Our findings align with previous research that utilized real-time PCR and melting curve analysis to detect invasive yeast species, establishing specific melting points for each amplicon (24, 25). However, our test’s detection limit of 10 CFU/mL is higher than those reported by some other studies. For instance, while one study acknowledged a detection limit of 10 CFU/mL as adequate (26), others have reported lower limits, such as 5 CFU/mL, which are considered more representative of fungal sepsis conditions (27, 28). This discrepancy highlights the variability in sensitivity among different testing methods.

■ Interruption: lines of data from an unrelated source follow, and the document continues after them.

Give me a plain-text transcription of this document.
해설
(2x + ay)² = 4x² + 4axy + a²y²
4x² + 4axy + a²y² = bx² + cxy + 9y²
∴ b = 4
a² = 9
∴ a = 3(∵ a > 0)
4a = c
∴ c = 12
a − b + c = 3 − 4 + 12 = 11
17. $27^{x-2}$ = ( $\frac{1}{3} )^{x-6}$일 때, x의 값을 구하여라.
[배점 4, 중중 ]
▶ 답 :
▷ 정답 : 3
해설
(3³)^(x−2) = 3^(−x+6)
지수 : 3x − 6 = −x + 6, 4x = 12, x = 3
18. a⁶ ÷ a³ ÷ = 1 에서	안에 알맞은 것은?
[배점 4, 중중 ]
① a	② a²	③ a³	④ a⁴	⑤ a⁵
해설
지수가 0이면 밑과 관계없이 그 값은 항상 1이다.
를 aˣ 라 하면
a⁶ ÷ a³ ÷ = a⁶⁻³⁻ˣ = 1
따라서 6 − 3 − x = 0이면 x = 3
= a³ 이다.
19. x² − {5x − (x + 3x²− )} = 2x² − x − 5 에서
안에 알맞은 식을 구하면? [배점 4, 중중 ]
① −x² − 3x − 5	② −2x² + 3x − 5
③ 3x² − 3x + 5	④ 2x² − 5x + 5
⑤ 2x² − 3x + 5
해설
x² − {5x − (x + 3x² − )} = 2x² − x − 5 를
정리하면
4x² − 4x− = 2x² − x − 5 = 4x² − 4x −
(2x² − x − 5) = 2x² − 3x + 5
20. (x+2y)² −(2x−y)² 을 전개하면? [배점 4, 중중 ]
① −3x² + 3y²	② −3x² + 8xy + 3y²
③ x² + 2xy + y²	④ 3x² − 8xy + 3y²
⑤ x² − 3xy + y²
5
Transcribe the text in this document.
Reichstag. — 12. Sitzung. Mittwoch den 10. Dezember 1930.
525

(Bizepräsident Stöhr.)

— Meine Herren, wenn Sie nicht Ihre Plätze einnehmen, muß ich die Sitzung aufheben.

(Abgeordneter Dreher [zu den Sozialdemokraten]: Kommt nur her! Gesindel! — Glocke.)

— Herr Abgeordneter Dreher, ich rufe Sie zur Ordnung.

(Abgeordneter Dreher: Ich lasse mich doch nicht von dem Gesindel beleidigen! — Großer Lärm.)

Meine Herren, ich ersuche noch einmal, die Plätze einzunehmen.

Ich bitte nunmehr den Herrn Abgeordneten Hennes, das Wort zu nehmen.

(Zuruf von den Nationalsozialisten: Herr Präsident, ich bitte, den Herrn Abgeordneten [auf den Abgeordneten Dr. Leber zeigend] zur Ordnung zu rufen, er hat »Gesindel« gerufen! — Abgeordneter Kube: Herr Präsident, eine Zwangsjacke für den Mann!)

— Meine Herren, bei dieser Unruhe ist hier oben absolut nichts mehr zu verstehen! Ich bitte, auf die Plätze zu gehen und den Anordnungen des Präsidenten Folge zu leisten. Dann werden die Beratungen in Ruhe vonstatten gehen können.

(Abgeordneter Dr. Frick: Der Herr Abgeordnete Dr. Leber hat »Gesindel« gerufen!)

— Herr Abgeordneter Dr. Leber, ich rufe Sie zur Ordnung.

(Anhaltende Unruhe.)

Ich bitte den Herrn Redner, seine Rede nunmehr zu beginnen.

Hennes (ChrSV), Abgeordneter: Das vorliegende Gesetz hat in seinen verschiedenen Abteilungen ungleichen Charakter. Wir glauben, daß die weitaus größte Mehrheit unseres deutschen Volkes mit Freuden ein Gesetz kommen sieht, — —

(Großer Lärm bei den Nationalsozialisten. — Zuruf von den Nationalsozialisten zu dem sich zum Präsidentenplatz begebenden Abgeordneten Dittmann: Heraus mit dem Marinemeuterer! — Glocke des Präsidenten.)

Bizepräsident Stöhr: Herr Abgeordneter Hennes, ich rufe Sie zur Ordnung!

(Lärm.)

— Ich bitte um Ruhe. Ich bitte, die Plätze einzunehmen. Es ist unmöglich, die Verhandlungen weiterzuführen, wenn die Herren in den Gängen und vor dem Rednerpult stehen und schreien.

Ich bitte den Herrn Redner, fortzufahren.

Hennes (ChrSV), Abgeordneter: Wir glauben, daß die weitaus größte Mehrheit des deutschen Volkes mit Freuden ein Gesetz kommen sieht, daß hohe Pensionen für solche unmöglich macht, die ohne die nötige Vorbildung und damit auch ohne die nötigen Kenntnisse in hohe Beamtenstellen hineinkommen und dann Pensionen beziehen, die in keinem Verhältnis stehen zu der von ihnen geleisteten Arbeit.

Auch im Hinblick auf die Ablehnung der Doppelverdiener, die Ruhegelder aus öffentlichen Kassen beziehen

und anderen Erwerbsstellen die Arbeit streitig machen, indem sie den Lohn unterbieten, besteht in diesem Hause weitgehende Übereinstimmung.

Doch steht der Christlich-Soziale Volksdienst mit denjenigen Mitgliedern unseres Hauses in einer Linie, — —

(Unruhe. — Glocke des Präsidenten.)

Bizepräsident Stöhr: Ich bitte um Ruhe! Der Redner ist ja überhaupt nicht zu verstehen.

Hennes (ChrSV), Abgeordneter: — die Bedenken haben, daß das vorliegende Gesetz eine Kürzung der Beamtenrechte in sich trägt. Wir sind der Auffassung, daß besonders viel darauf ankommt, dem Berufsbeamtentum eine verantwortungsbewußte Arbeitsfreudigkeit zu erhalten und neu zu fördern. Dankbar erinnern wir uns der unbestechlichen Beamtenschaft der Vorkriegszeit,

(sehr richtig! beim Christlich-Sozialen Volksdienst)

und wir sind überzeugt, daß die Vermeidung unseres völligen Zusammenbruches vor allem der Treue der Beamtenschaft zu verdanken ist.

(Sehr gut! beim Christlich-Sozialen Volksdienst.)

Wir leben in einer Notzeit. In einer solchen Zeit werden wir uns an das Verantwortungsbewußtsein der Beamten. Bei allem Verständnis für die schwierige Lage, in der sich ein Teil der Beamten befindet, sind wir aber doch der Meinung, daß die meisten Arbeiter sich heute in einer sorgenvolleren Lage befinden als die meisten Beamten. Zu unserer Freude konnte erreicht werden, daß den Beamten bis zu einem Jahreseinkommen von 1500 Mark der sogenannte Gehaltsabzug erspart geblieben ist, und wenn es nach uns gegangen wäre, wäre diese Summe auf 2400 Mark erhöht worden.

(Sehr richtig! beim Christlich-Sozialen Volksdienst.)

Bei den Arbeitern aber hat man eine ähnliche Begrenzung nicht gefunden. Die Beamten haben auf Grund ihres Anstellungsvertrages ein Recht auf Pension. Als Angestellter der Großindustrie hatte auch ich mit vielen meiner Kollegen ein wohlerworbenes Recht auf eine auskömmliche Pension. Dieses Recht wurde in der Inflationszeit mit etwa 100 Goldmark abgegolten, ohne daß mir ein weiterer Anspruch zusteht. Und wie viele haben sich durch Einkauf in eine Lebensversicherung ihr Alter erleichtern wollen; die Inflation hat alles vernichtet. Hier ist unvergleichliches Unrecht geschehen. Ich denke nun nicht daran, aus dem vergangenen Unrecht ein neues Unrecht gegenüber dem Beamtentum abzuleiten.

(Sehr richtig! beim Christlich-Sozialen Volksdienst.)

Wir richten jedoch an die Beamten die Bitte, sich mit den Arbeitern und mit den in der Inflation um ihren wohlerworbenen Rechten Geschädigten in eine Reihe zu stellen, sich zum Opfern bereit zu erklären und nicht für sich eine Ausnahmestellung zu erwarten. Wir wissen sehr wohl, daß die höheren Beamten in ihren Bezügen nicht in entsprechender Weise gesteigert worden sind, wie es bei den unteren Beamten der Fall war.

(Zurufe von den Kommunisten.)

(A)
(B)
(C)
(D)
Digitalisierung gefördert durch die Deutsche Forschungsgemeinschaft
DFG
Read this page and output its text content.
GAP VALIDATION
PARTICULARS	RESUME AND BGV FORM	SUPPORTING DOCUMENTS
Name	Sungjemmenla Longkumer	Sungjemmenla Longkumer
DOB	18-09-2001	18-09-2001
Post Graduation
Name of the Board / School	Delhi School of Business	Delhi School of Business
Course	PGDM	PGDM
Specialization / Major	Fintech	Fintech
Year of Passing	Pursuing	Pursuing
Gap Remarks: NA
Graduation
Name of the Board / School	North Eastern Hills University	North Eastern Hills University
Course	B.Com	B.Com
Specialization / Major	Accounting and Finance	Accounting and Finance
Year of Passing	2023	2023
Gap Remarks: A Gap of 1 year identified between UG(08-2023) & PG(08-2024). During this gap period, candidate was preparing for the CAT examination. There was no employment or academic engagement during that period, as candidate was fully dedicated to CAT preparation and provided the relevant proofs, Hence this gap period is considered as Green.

Several limitations of our study should be noted. First, our reliance on blood cultures as the definitive diagnostic criterion may not fully capture all cases of candidemia due to their delayed detection capabilities. Second, the study did not include serological testing due to issues with standardization and economic constraints. These factors may impact the overall diagnostic accuracy and generalizability of our findings. Third, the detection limit of the PCR test at 10 CFU/mL restricts its ability to identify very low fungal burdens. Fourth, the ongoing COVID-19 pandemic has influenced patient demographics, treatment practices, and hospital workflows, which may have affected the prevalence and outcomes of candidemia during the study period. Fifth, our focus on C. albicans and C. parapsilosis in our PCR assay, due to their high prevalence in both our study and other studies from Turkey, may limit the comprehensiveness of our findings by excluding other significant species, such as C. glabrata and C. tropicalis. Nonetheless, although we did not conduct a cost analysis, the Cerrahpaşa Candida score and PCR test developed in this study offer a more financially accessible alternative to existing rapid diagnostic options like the T2 Candida panel, which costs over 200 USD per test and makes it less accessible in low- to middle-income countries (17, 29). Our methods are easy to perform and appear to be beneficial for the early detection of candidemia, especially in resource-limited settings (30).
In conclusion, the increasing prevalence of non-albicans Candida species and the identification of key risk factors for candidemia emphasize the need for improved diagnostic and therapeutic strategies in the ICU setting. The Cerrahpaşa Candida score and the developed PCR test offer promising approaches for early detection and management of candidemia. Further multicenter studies with larger patient populations are needed to validate these findings and refine diagnostic and treatment protocols.